İyilik ve hayırda yarışmak ile ilgili hadisler
Huzurlu bir toplum birbirini seven ve birbirine karşı hayırda yarışan insanlardan meydana gelir. Ayet ve hadislerde Müslümanlara iyiliğin emredilmesi ve kötülükten menedilmesi öğütlenir. Öyle ki yüce Allah şöyle buyurur: "(Ey müminler!) Sevdiğiniz şeylerden Allah yolunda harcamadıkça iyiliğe asla erişemezsiniz. Her ne harcarsanız Allah onu bilir." Peki, hayırlı işlerde acele etmek doğru mu? Allah'ın razı olacağı ve bize sevap kazandıracak amel nedir? Hayırlı işlere nasıl koşulmalıdır? Sizler için Peygamber Efendimizin hayırda yarışma ile ilgili hadis-i şerifleri derledik.
Giriş Tarihi: 03.04.2020
09:12
Güncelleme Tarihi: 03.04.2020
09:40
Siz hayır olarak ne verirseniz, şüphesiz Allah onu bilir.

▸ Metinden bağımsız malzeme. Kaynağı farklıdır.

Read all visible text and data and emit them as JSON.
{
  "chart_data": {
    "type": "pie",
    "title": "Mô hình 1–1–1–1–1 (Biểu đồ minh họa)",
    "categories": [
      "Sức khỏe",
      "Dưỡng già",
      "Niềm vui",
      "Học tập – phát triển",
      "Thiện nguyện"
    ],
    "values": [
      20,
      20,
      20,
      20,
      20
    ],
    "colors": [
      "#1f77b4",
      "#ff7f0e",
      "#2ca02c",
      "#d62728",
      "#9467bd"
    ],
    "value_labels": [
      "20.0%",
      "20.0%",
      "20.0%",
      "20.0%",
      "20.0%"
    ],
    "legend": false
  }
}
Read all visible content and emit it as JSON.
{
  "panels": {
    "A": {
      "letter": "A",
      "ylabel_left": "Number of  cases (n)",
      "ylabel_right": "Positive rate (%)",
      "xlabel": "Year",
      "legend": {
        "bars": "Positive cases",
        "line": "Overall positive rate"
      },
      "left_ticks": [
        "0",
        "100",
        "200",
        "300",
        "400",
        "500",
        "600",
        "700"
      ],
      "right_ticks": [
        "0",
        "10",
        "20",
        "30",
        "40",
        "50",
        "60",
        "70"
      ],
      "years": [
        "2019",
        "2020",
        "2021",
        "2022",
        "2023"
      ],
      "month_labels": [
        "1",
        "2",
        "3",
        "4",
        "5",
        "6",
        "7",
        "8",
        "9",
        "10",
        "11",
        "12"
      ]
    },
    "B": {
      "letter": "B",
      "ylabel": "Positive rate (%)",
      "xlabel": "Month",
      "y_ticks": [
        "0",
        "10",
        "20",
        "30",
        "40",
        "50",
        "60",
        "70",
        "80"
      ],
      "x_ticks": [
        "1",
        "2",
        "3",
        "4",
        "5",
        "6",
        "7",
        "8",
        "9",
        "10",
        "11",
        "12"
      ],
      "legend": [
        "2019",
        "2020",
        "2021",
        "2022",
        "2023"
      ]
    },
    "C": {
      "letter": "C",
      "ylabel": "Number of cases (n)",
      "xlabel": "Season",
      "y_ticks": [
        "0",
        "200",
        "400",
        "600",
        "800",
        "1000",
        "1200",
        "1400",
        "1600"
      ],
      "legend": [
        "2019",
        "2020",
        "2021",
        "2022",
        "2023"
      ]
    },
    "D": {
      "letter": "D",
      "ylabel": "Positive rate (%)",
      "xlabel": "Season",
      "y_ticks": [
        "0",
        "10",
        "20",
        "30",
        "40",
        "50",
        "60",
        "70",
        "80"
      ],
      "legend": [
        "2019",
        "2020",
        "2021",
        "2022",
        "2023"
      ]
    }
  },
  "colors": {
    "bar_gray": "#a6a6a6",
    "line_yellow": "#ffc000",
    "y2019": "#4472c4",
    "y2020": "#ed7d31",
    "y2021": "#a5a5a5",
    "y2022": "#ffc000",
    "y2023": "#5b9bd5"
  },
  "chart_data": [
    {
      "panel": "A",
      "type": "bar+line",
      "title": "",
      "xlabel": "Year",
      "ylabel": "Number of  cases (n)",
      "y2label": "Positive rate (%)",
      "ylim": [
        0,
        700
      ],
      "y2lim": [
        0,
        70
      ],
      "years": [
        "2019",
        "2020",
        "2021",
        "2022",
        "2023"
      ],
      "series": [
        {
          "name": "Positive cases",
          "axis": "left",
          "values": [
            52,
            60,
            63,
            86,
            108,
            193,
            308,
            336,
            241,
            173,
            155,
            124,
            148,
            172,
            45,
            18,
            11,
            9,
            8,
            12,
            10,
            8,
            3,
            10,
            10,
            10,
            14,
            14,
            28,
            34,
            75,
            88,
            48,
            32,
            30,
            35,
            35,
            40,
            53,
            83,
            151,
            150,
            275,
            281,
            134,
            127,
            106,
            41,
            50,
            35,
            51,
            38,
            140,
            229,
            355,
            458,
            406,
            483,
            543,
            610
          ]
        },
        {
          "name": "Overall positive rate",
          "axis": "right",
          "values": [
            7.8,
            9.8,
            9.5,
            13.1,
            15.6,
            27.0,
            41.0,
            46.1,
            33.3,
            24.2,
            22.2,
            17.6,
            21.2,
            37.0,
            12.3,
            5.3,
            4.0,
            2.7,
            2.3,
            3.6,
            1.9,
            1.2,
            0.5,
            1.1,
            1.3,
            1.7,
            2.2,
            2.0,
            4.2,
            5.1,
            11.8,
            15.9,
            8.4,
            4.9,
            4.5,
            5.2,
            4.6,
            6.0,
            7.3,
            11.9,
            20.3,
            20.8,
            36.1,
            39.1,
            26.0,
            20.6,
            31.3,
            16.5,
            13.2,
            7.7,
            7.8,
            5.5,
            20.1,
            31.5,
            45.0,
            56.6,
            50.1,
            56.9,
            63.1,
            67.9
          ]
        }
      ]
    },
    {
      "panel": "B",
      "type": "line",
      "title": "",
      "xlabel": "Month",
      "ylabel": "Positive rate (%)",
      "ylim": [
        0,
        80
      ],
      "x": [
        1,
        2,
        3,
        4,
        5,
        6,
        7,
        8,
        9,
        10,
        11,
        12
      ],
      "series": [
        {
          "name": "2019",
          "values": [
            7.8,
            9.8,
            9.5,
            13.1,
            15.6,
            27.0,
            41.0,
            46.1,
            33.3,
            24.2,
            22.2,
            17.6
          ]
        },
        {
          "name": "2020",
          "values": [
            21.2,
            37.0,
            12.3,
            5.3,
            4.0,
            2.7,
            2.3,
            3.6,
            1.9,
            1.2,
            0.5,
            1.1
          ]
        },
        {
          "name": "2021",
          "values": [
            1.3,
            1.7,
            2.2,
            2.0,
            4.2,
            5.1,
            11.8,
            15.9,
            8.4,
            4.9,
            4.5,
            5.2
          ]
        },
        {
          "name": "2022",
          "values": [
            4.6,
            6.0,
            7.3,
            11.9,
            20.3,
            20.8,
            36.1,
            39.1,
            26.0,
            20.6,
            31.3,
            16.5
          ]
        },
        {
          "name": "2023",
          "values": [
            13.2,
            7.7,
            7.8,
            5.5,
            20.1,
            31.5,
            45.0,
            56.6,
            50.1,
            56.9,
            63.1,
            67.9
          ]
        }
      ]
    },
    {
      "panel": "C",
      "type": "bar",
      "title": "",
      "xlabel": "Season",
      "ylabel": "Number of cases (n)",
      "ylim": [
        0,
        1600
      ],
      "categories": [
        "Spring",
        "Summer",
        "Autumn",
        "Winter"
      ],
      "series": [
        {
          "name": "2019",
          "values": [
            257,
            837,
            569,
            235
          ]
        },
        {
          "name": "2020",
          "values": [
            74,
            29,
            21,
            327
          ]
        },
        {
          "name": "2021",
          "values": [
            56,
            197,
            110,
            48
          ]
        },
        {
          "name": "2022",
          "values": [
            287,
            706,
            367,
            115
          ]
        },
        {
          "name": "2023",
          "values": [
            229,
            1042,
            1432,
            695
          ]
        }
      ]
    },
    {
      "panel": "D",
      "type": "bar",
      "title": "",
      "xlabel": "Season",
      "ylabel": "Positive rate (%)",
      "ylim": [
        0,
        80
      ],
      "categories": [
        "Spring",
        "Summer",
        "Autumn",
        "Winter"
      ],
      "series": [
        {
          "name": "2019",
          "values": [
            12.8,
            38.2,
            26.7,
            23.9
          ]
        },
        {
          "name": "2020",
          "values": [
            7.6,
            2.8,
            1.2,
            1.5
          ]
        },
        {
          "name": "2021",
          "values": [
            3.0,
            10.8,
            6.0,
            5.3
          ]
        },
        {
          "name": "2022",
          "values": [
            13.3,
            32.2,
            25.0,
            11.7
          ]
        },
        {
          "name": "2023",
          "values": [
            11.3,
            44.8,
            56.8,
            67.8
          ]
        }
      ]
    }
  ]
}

(Bakara Suresi, 273. ayet)
Sehl b. Sa'd (ra) anlatıyor: Resûlullah'a içecek bir şey getirilmişti, ondan içti. (Bu sırada) sağında bir genç ve solunda da ihtiyarlar oturuyordu. Resulüler gence, (elindeki içecek kabını göstererek): "Bunu büyüklere verebilir miyim?" diye sordu. Genç: "Hayır, vallahi olmaz yâ Resûlallah; sizin peşinizden aynı kaptan içme imtiyazını kimseye veremem." dedi. Peygamber de kabı delikanlının eline verdi.
(Buhârî, Mezâlim, 12; Müslim, Eşribe, 127)
Ebû Hüreyre'den (ra) rivayet edildiğine göre Hz. Peygamber şöyle buyurmuştur: Bir gün Eyyûb (as) çıplak vaziyette yıkanırken altın (sarısı) çekirgeler üzerine serpildi. Eyyûb (as) elbisesini açarak onları toplamaya çalıştı. Bunun üzerine Allah Teâlâ: "Ey Eyyûb, ben sana bu gördüklerinden daha fazlasını vermedim mi?" diye seslendi. Eyyûb (as): "Şanına yemin olsun ki, evet verdin, ancak senin (lütuf ve) bereketinden müstağni değilim." dedi.
(Buhârî, Gusül, 20)
Ebû Hüreyre (ra) anlatıyor: Bir gün Hz. Peygamber'in huzuruna bir adam gelerek: "Açlıktan takatim kesildi." dedi. Bunun üzerine Resûl-i Ekrem, eşlerinden birine haber gönderdi. O da: "Seni Hak Peygamber olarak gönderene yemin ederim ki, sudan başka bir şeyim yok." dedi. Sonra bir diğerine haber gönderdi. O da evvelki gibi cevap verdi, hanımları hepsi benzer cevabı verdiler. Bunun üzerine Hz. Peygamber: "Bu gece bu adamı kim misafir edecek." buyurdu. Ensardan biri: "Yâ Resûlallah, ben misafir ederim." dedi, onu alıp evine götürdü ve hanımına: "Peygamberin misafirine yemek hazırla." dedi.
Diğer rivayete göre eşine: "Yiyecek bir şeyler var mı?" dedi. "Hayır, yalnızca çocukların yiyeceği şu kadar bir şey var." dedi. "Öyle ise onları bir şeylerle avut, akşam yemeği isterlerse onları uyut. Misafirimiz eve girince kandili söndür; ona, kendimiz de yiyormuş gibi yapalım." dedi. Sofraya oturdular. Misafir karnını doyurdu, onlar geceyi aç geçirdiler. Sabah olunca ev sahibi Hz. Peygambere gitti. Resûlullah kendisine: "Bu gece misafiriniz için yaptığınız, Allah'ın hoşuna gitti." dedi.
(Müslim, Eşribe, 172; Buhârî, Menâkıbü'l-ensâr, 10)
Ebû Hüreyre'den (ra) rivayet edildiğine göre Resûlullah şöyle buyurmuştur: İki kişinin yemeği üç kişiye, üç kişinin yemeği de dört kişiye yeter.